• carbon-carbon cross coupling
• fructose
• glycoconjugates
• Ruthenium complexes
• sugar transporters (GLUTs)
• carbohydrate-based triphenylphosphine ligands
• carbohydrate mimetics

In recent years, fructose dietary consumption has registered a dramatic increase and has been correlated with a parallel rise of the rate of obesity and metabolic syndromes. This led to investigate on fructose involvement in a variety of diseases, including cancer.
Carbohydrates uptake in the mammalian cell is guaranteed by two classes of hexose transporters: active sodium-coupled glucose transporters (SGLTs) and passive glucose transporter proteins (GLUTs). GLUTs belong to the larger major facilitator superfamily (MFS) and facilitate the diffusion of monosaccharides or polyols across the cell membrane down a concentration gradient. So far, 14 isoforms have been identified by genome sequencing and divided into three phylogenetically distinct groups. The members of these classes exhibit a remarkably diverse substrate specificity. In particular, fructose uptake is thought to be mainly mediated by facilitative membrane transporters GLUT2 and 5, the latter being fructose-specific.
Alteration of cellular energy metabolism and consequent overexpression of GLUT transporters, to support tumor sustained growth, represent one of the hallmarks of cancer. This specificity, known as the Warburg effect, represents a potential target for therapeutic intervention.
Indeed, recent studies correlate altered GLUT5 expression with several human diseases and strongly suggest fructose role in the genesis and growth of some types of cancer.
In this perspective, there has been an increasing interest for the synthesis of new fructose glycoconjugates or mimetics for both diagnostic and therapeutic aims. In fact, some of these compounds might actually show a higher affinity for GLUT5 binding site, thus inhibiting fructose cellular uptake.
An interesting alternative approach to inhibition of hexose transporters is to target their overexpression in tumor cells for site-specific delivery of chemotherapeutic agents. This method implies conjugation of a compound showing antitumor activity with a carbohydrate or a glycomimetic that can be recognized by the transporter protein, allowing the glycoconjugate to be internalized as a whole. In this way, the pharmaceutically active core exerts its activity directly inside the cancer cell, exploiting a “Trojan Horse” mechanism.
Recently, in our laboratory new glycoconjugate-Ruthenium complexes have been synthesized, with the idea of combining Ruthenium antitumor activity with glycoconjugates selectivity towards cancer cells.

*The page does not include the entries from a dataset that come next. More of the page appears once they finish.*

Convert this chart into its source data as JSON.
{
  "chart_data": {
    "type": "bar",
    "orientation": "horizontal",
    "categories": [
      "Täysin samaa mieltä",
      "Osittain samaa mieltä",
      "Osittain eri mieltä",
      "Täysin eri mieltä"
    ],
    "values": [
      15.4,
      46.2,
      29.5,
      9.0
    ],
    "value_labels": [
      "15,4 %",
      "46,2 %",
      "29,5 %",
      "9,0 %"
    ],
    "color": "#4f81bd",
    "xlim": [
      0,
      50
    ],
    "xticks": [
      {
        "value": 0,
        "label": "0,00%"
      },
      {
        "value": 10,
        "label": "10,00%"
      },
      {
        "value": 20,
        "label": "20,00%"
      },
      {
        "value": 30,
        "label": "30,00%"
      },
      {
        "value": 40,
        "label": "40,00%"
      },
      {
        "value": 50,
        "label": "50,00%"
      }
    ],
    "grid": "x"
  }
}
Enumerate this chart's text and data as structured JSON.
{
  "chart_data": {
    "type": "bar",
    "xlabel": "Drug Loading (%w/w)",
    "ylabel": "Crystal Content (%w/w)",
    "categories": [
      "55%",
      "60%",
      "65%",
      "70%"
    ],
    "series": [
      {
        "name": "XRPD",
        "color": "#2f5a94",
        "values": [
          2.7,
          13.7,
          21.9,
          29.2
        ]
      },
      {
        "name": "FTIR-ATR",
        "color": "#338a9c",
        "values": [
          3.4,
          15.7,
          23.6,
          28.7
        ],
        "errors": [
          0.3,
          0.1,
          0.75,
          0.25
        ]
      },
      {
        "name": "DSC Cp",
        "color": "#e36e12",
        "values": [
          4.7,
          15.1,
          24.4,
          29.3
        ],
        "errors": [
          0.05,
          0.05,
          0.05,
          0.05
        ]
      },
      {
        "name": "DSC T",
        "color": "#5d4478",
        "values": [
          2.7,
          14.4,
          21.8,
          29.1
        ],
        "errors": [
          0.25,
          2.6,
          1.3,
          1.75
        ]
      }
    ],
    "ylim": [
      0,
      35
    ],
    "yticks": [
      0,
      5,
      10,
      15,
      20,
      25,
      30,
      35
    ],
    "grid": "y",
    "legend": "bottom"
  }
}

In vitro anticancer activity of these complexes has been evaluated on several tumor cell lines, showing that some of these molecules possess a good cellular uptake and an interesting cytotoxicity on ovarian endometrioid adenocarcinoma cells. Importantly, they did not show activity on healthy cells.
Focusing on fructose mimetics, the main purpose of this thesis project was to design and realize the synthesis of new fructose based-triphenylphosphine ligands, in both furanosic and pyranosic forms, that could be subsequently used to obtain Ruthenium complexes. These glycoconjugated compounds have a triphenylphosphine functionality, which is essential for metal coordination, that is connected to the fructose analogues through an amide bond. Protection of phosphine with borane is necessary to prevent its oxidation, that leads to useless products.
In addition, a typical glycosyl donor such as the trichloroacetimidate (TCA) was investigated for the synthesis of new triphenylphosphine ligands with the glucose moiety connected to the phosphine unit, that coordinates the Ruthenium, by an alkynyl linker.